Typically Cattlemen will get certified every three years and the program assists them with charting their own direction, including best practices around good record

keeping and protecting herd health, which can result in more profits for beef producers.David Lile,organized the event through UC Davis bringing two speakers to certify the group John Maas, DVM, Ph.D. and Veterinarian,and Jim Olten, Ph.D, Animal Science, UC Davis.

Brian Wolf, Local Animal Science Instructor at Lassen Community College also provided a group of Bulls for the group to observe and critique and review genetic data or Expected progeny differences (EPDs.) EPDs provide estimates of the genetic value of an animal as a parent.
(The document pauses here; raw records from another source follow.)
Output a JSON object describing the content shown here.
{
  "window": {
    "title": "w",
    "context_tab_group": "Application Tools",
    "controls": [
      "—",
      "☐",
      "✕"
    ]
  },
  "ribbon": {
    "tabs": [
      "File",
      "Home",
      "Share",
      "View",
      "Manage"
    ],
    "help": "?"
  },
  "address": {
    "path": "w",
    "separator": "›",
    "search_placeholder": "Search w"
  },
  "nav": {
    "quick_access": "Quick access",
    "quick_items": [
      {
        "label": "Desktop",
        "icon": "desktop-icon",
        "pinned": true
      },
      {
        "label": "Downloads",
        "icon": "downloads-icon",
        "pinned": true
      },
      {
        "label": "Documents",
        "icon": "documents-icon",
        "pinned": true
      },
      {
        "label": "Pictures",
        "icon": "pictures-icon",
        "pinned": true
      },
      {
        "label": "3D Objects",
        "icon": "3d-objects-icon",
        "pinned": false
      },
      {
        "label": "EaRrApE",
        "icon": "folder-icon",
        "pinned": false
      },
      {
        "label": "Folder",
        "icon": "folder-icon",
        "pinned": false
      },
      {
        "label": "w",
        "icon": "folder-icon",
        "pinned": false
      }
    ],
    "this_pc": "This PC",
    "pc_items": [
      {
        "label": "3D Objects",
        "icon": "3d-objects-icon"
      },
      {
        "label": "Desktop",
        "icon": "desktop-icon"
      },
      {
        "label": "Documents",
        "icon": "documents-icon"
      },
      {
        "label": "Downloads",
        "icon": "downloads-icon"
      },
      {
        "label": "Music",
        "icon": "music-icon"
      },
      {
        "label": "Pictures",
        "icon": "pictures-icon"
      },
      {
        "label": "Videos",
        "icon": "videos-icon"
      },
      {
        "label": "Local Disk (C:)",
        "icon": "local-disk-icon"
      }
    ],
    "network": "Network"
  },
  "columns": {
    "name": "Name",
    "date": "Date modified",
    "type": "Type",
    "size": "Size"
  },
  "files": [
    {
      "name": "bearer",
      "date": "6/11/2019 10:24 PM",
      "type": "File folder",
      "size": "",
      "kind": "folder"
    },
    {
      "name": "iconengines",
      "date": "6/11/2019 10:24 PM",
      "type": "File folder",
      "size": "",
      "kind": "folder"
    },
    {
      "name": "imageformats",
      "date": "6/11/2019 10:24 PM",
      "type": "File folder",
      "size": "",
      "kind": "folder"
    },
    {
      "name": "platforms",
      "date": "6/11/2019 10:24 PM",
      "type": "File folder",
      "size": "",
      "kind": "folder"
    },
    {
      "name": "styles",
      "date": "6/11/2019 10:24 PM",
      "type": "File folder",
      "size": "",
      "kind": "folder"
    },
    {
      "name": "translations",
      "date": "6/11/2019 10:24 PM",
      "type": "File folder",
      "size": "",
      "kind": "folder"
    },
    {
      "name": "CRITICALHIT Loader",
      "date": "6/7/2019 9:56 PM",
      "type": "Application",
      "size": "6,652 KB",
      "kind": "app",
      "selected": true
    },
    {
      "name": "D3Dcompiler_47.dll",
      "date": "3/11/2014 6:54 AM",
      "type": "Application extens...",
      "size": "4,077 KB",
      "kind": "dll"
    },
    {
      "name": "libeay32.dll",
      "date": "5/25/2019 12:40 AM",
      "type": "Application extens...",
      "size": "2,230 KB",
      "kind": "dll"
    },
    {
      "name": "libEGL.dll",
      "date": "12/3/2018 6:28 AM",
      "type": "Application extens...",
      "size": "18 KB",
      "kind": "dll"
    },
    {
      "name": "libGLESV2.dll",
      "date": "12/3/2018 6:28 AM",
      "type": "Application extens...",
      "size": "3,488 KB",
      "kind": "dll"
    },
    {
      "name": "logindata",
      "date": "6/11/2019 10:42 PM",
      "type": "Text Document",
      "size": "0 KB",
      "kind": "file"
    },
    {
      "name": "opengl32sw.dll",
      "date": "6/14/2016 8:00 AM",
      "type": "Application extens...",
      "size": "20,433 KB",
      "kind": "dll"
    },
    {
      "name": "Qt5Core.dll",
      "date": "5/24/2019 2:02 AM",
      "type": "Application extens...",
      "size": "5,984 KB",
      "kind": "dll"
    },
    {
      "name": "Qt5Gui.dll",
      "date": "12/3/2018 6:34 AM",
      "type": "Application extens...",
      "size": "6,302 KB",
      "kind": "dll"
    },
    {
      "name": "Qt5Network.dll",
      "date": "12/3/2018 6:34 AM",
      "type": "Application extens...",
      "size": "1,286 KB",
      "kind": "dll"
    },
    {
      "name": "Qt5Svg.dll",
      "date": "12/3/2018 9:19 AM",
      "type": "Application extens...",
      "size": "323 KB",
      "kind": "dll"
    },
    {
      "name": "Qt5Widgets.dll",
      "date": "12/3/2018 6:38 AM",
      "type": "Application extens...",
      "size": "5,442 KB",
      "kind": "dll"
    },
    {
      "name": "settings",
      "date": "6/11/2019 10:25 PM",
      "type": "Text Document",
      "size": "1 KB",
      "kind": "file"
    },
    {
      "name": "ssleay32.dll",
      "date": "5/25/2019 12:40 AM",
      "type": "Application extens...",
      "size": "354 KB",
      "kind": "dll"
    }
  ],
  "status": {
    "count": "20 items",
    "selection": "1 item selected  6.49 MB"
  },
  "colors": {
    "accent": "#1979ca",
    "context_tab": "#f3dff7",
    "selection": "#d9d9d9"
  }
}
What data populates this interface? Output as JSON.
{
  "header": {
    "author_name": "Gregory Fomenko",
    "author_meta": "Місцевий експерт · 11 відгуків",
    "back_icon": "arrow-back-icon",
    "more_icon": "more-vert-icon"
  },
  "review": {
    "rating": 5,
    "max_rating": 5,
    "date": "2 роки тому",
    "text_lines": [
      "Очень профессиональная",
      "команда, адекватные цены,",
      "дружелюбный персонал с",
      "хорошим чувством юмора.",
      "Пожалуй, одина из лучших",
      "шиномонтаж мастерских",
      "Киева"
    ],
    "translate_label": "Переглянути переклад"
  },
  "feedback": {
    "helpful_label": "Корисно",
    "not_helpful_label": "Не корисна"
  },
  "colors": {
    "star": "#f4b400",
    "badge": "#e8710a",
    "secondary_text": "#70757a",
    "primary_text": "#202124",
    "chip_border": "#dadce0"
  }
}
Specifically, differences in EPDs between two individuals of the same breed predict differences in performance between their future offspring when each is mated to animals of the same average genetic merit.

” We’d like folks to think of BQA as important part of the entire ranching operation,” said Lile.  “Now days it starts with genetic selection and use of the sire selection tools we have, primarily EPD’s but also a growing number of DNA markers that indicate genetic potential not only for production like weaning weight and calving ease, but also quality attribute likes marbling and tenderness.”

John Mass, spoke to the group about best practices and herd management.

John Maas went lead the group through a presentation of best practice techniques, heard management and standard operating procedures.

Supervisor Jack Hanson also presented Maas with a token of appreciation, a tray imprinted with the Cattlemen’s mural for all of the years Maas has helped the Cattlemen in Lassen County.

Jim Olten lead the group through an example of Shear Force testing a standardized method for measurement of meat tenderness.  This techniques uses a blade, moving at a standard speed to cut through a steak cooked to a standardized temperature usually about 160 degrees.  The amount of force that it takes for the blade to cut through the cooked steak is the ‘shear force,’ and is supposed to emulate the amount of force it would take an individual to chew.

The procedure is conducted using an computerized machine in which the speed of cutting is programmable and data reads out on computer software.

“You always come away learning something after being certified again, ” said local rancher Dennis Wood. “You have to keep educating yourself on all the changes in the business.”


Bulls were brought in from BMW cattle.